Sunday, April 16, 2006

heep see

Virgin Insanity : Illusions of the Maintenance Man
Espers : II

Privately pressed Texas stoners should be a no-brainer, yet this thing thuds on the other meaning of the phrase, meaning it gets me over loner-stoner like a bale of Mexi-dirt. Had I been an initial explorer, it's easy to see how falling down such a jackalope hole in a record bin could be so coveted: kooky teens from suburban Dallas in a haze of wacky weed strumming as they attain the Godz within. As something tenable in the twenty-first though, the daylight dispels such doodled illusions.

Espers may dig such a platter. For their own Amon Drool sequeling, arcane vinyl fetishizing, and the sort of librarian listing of all the vintage gear they accrued (along with arsenic old-lace dresses), it might make for knee-jerk dismissal. Especially as we deal with the shriveled pedal fall-out from the year that freak-folk broke (1966 dude). Yet moonbaths in the milky Nightwood extract is redemptive for them and Greg Weeks and his Big Love-like Djunas are even prescient enough to hitch themselves to the year that Black Metal broke. Though they are far more crepuscular and subtle, aligning themselves to the rust that never sleeps but thrives on such a surface.

The Knife : Silent Shout
Fiery Furnaces : Bitter Tea
Weird boy-girl (Hansel und Gretel) dynamic dualities at play, though only one breadcrumb trail to Neverland is stomachable. Biblical bodily-harm band names, and oxymoronic album titles aside, the masking and layers that Olof Dreijer and Karin Dreijer Andersson project never feel clever and cloying, unlike the Friedbergers. Aside from myself, I can't think of anyone who would benefit more from an editor (or in this case, a producer) than Fiery Furnaces. Their dog-paddling through proper names, cut-ups, and quirkiness (not to mention lame presets) is maddening, nearly causing last night's Movie Night to divide against itself. Maybe it is a psylocybin-steeped brew (which I'd usually never turn down), but much like such trips, shit turns boring the back half, when you stop wanting profundity and just want simple pleasures. Even Fluxblog frets whether or not you're gonna fuck up "Police Sweater Blood Vow" in the studio.
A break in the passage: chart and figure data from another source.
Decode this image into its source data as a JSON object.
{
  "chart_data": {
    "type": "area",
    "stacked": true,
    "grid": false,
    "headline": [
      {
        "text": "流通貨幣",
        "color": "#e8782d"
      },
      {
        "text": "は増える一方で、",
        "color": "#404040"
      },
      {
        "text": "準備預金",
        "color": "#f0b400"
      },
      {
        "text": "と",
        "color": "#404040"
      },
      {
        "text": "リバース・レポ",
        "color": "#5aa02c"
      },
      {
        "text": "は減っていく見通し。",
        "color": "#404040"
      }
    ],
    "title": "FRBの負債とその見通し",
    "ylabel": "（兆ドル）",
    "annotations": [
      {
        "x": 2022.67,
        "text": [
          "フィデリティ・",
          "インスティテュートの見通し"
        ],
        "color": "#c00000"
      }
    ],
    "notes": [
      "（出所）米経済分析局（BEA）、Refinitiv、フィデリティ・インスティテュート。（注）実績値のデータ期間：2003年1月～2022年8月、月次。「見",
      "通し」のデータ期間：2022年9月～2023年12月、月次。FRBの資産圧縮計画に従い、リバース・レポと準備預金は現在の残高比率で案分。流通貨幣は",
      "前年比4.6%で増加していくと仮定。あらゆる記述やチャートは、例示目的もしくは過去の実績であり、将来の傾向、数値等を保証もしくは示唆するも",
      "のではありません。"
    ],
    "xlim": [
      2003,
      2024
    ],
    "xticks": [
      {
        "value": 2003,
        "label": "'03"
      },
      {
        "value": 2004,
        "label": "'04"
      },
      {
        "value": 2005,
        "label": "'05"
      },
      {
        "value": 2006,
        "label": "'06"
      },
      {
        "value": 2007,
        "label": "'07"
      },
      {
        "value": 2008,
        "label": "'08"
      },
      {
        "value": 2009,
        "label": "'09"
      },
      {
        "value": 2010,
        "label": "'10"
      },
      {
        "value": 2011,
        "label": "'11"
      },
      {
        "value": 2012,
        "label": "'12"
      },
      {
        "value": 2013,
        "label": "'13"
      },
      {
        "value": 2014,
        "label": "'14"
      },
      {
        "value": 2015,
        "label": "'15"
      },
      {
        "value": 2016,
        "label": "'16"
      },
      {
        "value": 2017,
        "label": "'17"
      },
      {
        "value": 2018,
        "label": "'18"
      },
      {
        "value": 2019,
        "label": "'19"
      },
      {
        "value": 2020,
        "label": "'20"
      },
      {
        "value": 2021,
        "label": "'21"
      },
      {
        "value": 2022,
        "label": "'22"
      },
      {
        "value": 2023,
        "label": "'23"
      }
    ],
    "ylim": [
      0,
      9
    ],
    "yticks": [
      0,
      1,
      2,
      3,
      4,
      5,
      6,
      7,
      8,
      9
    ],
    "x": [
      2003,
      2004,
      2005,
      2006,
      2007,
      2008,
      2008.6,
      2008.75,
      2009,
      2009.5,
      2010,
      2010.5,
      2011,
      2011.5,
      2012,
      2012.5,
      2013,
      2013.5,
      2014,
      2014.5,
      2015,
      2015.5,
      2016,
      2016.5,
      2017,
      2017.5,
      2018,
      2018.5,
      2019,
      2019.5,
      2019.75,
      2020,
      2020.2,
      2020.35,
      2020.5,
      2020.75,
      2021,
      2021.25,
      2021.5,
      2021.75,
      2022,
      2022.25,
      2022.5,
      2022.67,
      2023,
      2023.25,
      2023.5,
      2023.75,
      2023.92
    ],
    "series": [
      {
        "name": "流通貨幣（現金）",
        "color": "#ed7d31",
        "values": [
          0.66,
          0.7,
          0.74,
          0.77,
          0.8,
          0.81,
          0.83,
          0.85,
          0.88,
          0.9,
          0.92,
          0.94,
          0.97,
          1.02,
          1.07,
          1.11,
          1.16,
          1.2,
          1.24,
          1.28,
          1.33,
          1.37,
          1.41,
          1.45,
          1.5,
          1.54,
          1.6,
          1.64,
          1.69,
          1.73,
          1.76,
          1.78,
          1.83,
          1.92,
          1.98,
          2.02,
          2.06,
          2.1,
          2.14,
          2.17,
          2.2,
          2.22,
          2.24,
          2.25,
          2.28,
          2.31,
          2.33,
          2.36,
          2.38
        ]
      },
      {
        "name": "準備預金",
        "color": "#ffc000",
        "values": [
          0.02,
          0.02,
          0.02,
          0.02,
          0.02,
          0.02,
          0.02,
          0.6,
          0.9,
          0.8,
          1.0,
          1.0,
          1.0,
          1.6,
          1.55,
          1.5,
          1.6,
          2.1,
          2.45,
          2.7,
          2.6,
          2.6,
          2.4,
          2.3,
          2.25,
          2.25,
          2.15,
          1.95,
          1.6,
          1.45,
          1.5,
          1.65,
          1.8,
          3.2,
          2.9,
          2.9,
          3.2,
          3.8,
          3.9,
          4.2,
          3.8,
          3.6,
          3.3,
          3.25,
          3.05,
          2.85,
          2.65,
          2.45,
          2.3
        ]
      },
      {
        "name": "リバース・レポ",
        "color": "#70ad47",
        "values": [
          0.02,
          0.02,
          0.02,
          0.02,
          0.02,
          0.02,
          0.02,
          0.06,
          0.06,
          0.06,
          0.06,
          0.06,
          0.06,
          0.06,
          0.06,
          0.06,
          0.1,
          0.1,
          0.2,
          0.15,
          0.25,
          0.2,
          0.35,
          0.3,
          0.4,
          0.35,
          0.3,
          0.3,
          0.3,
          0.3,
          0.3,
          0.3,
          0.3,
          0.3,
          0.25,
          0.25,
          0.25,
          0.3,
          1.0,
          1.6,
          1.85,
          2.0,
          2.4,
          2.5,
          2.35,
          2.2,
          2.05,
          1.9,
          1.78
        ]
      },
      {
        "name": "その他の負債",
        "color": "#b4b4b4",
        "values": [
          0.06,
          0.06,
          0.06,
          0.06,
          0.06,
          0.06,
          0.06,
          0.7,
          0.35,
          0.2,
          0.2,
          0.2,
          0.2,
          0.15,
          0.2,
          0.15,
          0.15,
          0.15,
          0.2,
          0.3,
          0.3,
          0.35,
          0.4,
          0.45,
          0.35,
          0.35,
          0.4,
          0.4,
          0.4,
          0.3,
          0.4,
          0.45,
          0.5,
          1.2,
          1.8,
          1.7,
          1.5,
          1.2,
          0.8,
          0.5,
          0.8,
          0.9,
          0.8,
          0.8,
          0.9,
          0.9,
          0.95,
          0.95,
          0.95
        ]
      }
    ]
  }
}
The Knife have some cheesy presets, too, like to dash their pop much like the Fiery Furnaces do. It takes nearly three minutes just to get to the ludicrous drum fill and chorus of "Like A Pen." They claim to be from Sweden, which is more cred-worthy than admitting the truth of their Siberian origins and how they have weird Deliverance-type inbreeding out there. The blurring of identity and gender sounds crucial to the Knife's survival, their duality distorted by digital processing and meat-locker isolation chambers, the horrors of daily life on a spiritual tundra such that it can feel like 500 degrees. Jiff Skippy hears Scott inside 'em, which I hope implies he hears Brecht and the fact that Silent Shout is also Munch-rock.

Belle & Sebastian : The Life Pursuit
Sparks : Hello Young Lovers
If you'd told me that post-April Fool's Day I would have barely spun the new Theo Dini but gotten downright dizzy on the unspeakably irritating Belle & Sebastian, I would've made your breath smell like boot polish. But I'll be damned if a twee-pop record isn't stoving in my head even as I type this. And how to explain my lifelong disregard of Ric Ocasek's hiccup vocal delivery somehow getting co-opted by Stuart Murdoch to my boxer-knotting delight on "The Blues are Still Blue"?
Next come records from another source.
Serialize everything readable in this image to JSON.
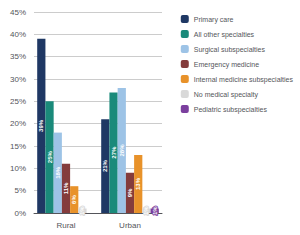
{
  "chart_data": {
    "type": "bar",
    "categories": [
      "Rural",
      "Urban"
    ],
    "series": [
      {
        "name": "Primary care",
        "color": "#1F3864",
        "values": [
          39,
          21
        ],
        "value_labels": [
          "39%",
          "21%"
        ]
      },
      {
        "name": "All other specialties",
        "color": "#1A8A7A",
        "values": [
          25,
          27
        ],
        "value_labels": [
          "25%",
          "27%"
        ]
      },
      {
        "name": "Surgical subspecialties",
        "color": "#9DC3E6",
        "values": [
          18,
          28
        ],
        "value_labels": [
          "18%",
          "28%"
        ]
      },
      {
        "name": "Emergency medicine",
        "color": "#843C3C",
        "values": [
          11,
          9
        ],
        "value_labels": [
          "11%",
          "9%"
        ]
      },
      {
        "name": "Internal medicine subspecialties",
        "color": "#E8922A",
        "values": [
          6,
          13
        ],
        "value_labels": [
          "6%",
          "13%"
        ]
      },
      {
        "name": "No medical specialty",
        "color": "#D9D9D9",
        "values": [
          1,
          1
        ],
        "value_labels": [
          "1%",
          "1%"
        ]
      },
      {
        "name": "Pediatric subspecialties",
        "color": "#7B3F9E",
        "values": [
          0,
          1
        ],
        "value_labels": [
          null,
          "1%"
        ]
      }
    ],
    "ylim": [
      0,
      45
    ],
    "yticks": [
      {
        "value": 0,
        "label": "0%"
      },
      {
        "value": 5,
        "label": "5%"
      },
      {
        "value": 10,
        "label": "10%"
      },
      {
        "value": 15,
        "label": "15%"
      },
      {
        "value": 20,
        "label": "20%"
      },
      {
        "value": 25,
        "label": "25%"
      },
      {
        "value": 30,
        "label": "30%"
      },
      {
        "value": 35,
        "label": "35%"
      },
      {
        "value": 40,
        "label": "40%"
      },
      {
        "value": 45,
        "label": "45%"
      }
    ],
    "grid": true,
    "legend": "right",
    "data_labels": true
  }
}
Yes, Viagra has restored their vim and vigor and taken them back to their days of being underwear models. Lascivious, silver-tongued devils though they may be once more, dicking around and whatnot, now it's their hearing that becomes the stumbling block. Punchlines, rather than prattled off with such effortless glee by the Evelyn Waughs of Glam, are now repeating payoff lines for five minutes or more. Not that there are no new twists; "Perfume" sounds downright sincere, until you realize the boys have never been once been so sappy. Then the laundry list of lays and the ladies' corresponding scents scans instead as a sly "settling down" pick-up line. And so they continue to dick around.

3 Comments:

Blogger theblognut said...

how big do jackelopes get?

8:31 PM  
Anonymous J T. Ramsay said...

When I finally get around to transcribing it, this interview I just did with Chris Smith and Meg Baird talks about the nature of evil, without getting all Richard Bernstein on its ass. With recent developments, we're all turning away from academia...by degrees, right?

10:48 AM  
Blogger beta said...

welp, i reckon jakelopes get 'bout right big as a white house cat.